Beginning in early 2020, the COVID-19 pandemic—and the lockdowns implemented by governments across the world as a response—accelerated emerging trends of digitalisation, mobile and internet penetration, and technology adoption. In 2000, barely 413 million people were internet users; today, that number exceeds 4.9 billion. Social media was almost unheard of at the turn of the century; at the time of writing this brief, 4.5 billion people were active users. With key services such as education and health, relief delivery, government communications, and citizens’ transactions like bill payments being increasingly disseminated digitally in many countries, techno-citizenship has become an inevitable attribute of the future.

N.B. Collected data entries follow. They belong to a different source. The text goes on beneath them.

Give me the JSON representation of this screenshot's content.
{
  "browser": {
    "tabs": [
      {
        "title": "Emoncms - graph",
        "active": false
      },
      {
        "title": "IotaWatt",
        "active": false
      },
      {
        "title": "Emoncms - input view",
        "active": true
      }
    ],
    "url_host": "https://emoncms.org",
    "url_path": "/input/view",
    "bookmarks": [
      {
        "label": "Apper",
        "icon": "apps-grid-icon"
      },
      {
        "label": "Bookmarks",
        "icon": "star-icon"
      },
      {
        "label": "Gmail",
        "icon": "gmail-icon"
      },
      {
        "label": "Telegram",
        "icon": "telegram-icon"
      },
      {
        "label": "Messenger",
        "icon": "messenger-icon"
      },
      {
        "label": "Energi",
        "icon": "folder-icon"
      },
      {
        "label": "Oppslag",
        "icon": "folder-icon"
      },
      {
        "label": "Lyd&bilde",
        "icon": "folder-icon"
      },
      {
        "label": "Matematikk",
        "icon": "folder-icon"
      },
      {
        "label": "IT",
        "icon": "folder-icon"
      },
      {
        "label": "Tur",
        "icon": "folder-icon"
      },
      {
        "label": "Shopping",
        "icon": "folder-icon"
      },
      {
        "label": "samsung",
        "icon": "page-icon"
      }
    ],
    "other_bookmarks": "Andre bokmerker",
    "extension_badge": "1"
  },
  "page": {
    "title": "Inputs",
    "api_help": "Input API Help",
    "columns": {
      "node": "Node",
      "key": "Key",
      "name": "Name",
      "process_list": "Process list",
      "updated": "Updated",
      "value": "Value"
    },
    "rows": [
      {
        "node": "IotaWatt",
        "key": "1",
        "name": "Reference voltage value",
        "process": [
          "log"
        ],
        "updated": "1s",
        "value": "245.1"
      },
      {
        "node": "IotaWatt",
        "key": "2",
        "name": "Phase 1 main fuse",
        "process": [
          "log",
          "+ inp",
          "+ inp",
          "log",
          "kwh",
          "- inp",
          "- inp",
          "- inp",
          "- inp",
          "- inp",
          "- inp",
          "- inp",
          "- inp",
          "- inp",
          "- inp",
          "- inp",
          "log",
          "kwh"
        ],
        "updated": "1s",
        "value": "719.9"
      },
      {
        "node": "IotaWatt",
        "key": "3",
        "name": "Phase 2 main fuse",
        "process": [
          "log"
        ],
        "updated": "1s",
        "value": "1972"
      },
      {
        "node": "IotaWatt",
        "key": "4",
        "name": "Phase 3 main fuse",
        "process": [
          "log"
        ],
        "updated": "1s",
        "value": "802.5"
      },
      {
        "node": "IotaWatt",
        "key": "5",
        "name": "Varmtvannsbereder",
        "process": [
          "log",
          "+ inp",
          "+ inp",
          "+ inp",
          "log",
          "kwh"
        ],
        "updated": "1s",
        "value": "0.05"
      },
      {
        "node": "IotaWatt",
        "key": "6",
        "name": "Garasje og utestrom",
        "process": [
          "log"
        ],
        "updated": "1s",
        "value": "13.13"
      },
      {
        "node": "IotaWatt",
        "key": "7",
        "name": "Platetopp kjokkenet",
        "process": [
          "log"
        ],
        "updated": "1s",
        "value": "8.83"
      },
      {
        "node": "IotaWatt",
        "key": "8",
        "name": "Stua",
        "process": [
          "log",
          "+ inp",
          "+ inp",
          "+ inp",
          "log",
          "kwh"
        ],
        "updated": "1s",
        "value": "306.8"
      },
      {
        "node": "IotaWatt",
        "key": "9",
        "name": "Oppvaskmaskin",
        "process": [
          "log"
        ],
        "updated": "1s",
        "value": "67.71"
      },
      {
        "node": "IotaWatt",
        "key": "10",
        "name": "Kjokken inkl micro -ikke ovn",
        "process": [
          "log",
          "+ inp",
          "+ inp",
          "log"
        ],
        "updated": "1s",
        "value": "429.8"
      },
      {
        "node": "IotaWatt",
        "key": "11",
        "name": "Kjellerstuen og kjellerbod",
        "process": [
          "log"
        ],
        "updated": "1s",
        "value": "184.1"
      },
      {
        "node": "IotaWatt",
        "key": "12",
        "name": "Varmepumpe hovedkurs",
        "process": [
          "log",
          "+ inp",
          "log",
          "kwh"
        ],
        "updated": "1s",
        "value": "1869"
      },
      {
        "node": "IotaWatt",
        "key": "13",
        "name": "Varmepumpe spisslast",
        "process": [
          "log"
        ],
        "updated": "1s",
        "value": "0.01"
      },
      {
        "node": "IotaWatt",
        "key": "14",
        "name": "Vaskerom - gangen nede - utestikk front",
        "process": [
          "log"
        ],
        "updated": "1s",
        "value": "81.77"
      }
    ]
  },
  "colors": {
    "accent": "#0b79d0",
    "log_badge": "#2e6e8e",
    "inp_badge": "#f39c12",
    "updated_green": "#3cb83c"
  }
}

Establishing universal access to the internet, digital platforms, and other vital technology has become a necessity in every economy. Accordingly, there is a need to make digital rights sacrosanct and inviolable: among them, data privacy, personal safety, security, and self-determination via opt-in consent loops. Yet, access to and development of digital platforms and technologies is a necessity not only for the individual; rather, as the principle of techno-sovereignty dictates, it is essential for national security. Countries must build a technological moat to secure their citizens’ interests. The events over 2020 and 2021—the outbreak of the COVID-19 pandemic and its global economic fallout, set against a backdrop of multiple border disputes, technology disputes, and a flight to innovation—bring up a fundamental question: How should states democratise the development of technology and ensure digital equity and protection for all?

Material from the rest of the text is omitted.